Wednesday 22 November 2017

Top referees offer mixed appraisal of experimental rules

Liam Kelly

Liam Kelly

TOP referees Marty Duffy and Diarmuid Kirwan have given their verdict on the football and hurling experimental playing rules.

Duffy and Kirwan were in Dublin yesterday to receive their respective Referee of the Year awards, sponsored by Vodafone.

They were hailed by GAA President Christy Cooney as "two of the very best in the business" and their views on the experimental rules are timely, given that Congress will vote on them the weekend after next.

Football ref Duffy, from Sligo, endorsed the key alterations in the big-ball code, saying: "I think overall they have been good for the game.

"The players and the management have bought into the likes of the mark, the handpass, and the square ball.

"They were the three big ones, really, from a footballing point of view, and all have worked well."

Kirwan, one of the top hurling referees, is not a fan of two rules: the punishment for a goalkeeper leaving the square as he pucks out the sliotar, and the forwards being allowed into the square before the ball arrives.

The Cork official admitted that prior to the league starting, he was in favour of experimenting with a throw-in ball if a goalkeeper went out of bounds during a puck-out.

Prior to these rules being tested, a '65' was awarded, and after six rounds of NHL action, Kirwan and his fellow referees have seen enough.

"We had our referees league meeting seminar last week, and we spoke about the experimental rules that have been applied in the NHL this year," he said.

"Personally, before the league started, I would have been all for the throw-in ball, and doing way with the '65'. But the throw-in ball at this stage is getting so unmanageable for referees, it's getting impossible to apply it.

"I think it's going to revert to the status quo where if the goalkeeper pucks the ball out from outside the square, the '65' will remain."

On the issue of forwards being allowed into the square, Kirwan and his fellow match officials don't feel it has worked as intended.

"The unanimous decision from referees is that we stay with the status quo because it's gone to the stage now that you're just trying to judge was the player going for the ball?

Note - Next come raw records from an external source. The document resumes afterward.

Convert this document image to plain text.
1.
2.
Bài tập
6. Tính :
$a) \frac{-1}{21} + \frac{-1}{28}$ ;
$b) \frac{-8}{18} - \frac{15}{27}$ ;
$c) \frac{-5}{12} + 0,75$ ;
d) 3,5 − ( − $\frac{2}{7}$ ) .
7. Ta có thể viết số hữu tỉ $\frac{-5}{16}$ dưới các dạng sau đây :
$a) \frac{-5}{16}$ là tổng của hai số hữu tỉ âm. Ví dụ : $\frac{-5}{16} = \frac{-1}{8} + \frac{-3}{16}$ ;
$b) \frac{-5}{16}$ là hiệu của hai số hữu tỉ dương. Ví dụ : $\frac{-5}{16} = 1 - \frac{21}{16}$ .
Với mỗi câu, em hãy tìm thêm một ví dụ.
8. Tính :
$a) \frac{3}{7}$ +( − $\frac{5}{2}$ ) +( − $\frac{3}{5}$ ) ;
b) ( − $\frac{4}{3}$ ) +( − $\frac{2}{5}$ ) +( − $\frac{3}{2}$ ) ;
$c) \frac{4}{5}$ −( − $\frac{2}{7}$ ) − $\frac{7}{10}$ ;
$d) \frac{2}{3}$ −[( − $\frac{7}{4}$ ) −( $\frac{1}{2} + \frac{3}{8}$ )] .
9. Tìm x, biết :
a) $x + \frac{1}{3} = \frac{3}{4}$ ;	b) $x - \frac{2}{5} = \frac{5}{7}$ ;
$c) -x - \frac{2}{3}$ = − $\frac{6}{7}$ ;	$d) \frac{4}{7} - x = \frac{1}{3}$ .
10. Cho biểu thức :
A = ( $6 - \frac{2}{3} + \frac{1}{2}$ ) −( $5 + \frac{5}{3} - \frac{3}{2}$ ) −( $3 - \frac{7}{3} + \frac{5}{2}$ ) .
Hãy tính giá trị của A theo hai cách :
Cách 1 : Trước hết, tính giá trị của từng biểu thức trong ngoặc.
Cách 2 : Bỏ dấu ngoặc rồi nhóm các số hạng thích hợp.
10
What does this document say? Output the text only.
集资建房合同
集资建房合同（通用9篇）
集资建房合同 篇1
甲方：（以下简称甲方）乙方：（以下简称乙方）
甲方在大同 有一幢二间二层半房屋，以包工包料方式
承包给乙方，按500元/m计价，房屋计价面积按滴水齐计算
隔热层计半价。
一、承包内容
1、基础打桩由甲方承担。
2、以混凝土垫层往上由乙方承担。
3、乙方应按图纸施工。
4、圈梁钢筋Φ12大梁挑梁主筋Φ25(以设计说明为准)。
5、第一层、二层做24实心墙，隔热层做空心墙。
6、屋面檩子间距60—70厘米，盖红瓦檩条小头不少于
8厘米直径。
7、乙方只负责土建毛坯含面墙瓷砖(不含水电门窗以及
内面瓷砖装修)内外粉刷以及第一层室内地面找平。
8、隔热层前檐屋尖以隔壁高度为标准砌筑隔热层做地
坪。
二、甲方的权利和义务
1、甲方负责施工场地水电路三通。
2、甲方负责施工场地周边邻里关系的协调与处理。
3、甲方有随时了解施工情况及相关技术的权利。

Was he going for the goalkeeper? How many were in on top of the goalkeeper?

"It's just impossible to judge, so we reckon that it should stay as it was -- that if the player's inside the square, it's a free out," said Kirwan.

On a positive note, Kirwan said: "We've no problem with bringing in the throw-in ball 10 metres from the sideline. That takes away a lot of the tension with the managers and substitutes along the sideline, which is a big help.

"And the other one, of course, is defining the striking action of the handpass.

"That has been a plus as well because it was getting to the stage where it was just impossible to judge it."

And what about the time-keeping issue, and the ball needing to be out of play before the ref gives the 'game over' signal?

Said Duffy: "The one or two cases where there was a problem have been honed in on, but in the majority of games it's been an advantage and everybody knows how it's going to work."

Kirwan would like the 'ball out of play' rule altered, so that if it is to stay, the game should end either with a score or a wide.

"Last Sunday, I was in Pairc Ui Chaoimh, and to see a player just getting the ball and driving it over the sideline to finish the game, it looked a bit strange to be honest," he said.

"The rule does need tweaking, definitely. It should either be from a wide ball or a score. It looks strange for a player to get the ball and drive it out over the sideline. It doesn't look right."